The reality is that the Buyer’s Choice Act changes nothing. Anyone submitting on an REO property in my neighborhood knows that you are going to be beating off competing buyers with a tire iron. The offer has to be squeaky clean, and naming title and escrow, while permitted by law, will likely get you tossed faster than my mother-in-law’s meatloaf.
Make no mistake; it’s a mess out there. Dealing with lenders has gone beyond stupid. We are currently eight months into another transaction, a short sale, where we can’t seem to get anyone at the bank interested in finding our file.
This particular bank is, in my mind at least, redefining stupid. Packages must be faxed, of course, and we have been advised repeatedly that it takes three weeks to get the package "into the system." Why? So the bank can "image" it, of course. But don’t try sending a ready-made image by e-mail; that makes too much sense, apparently, so it’s not allowed.

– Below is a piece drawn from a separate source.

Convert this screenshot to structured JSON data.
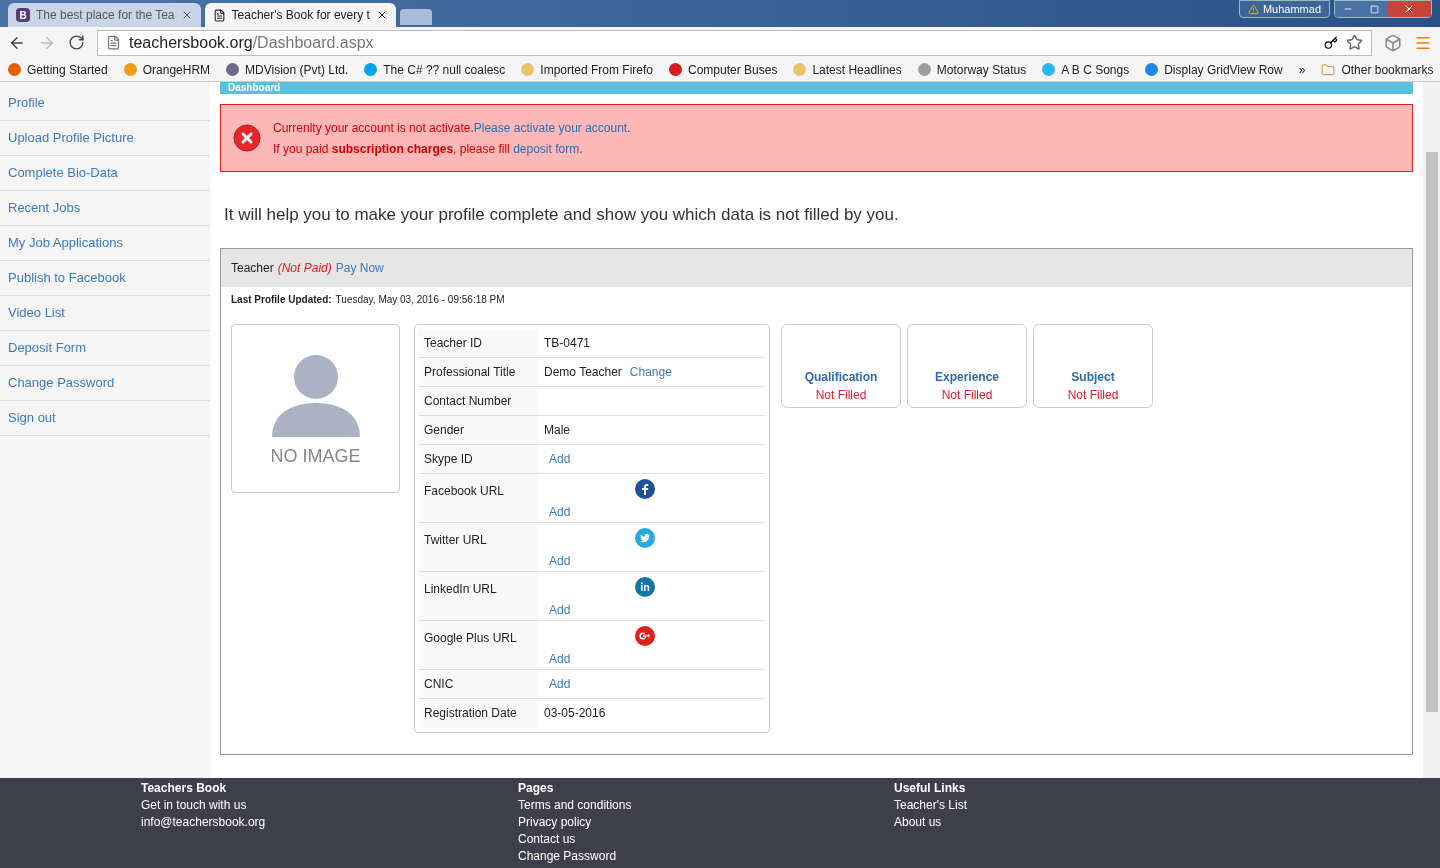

Every day is a new day in "Lender Land," and this week we learned of a new rule to better serve us. Faxes to this lender can be sent only 10 pages at a time. No exceptions. The result was five separate batch transmissions on my last outing. I don’t even dare ask why. I’m not in charge.
So, I made a funny video. Only, it’s not really funny at all. And now I have about three dozen people who have subscribed to my future videos, naively unaware that I am a one-hit wonder. Then again, I might have one more in me.
No. 21 is having his appraisal this week. Good thing for us that starting Jan.a 1, 2010, California will have an Office of Real Estate Appraisers (OREA) in place that will have regulatory oversight of appraisal management companies (AMCs). These are the same AMCs, the lawmakers remind us, that "gained prominence after Fannie Mae and Freddie Mac adopted the Home Valuation Code of Conduct (HVCC)." Gained prominence? I’ll say.
I wonder who is going to oversee the OREA. I suppose we will find out in 2011. No. 21 will probably still be in escrow.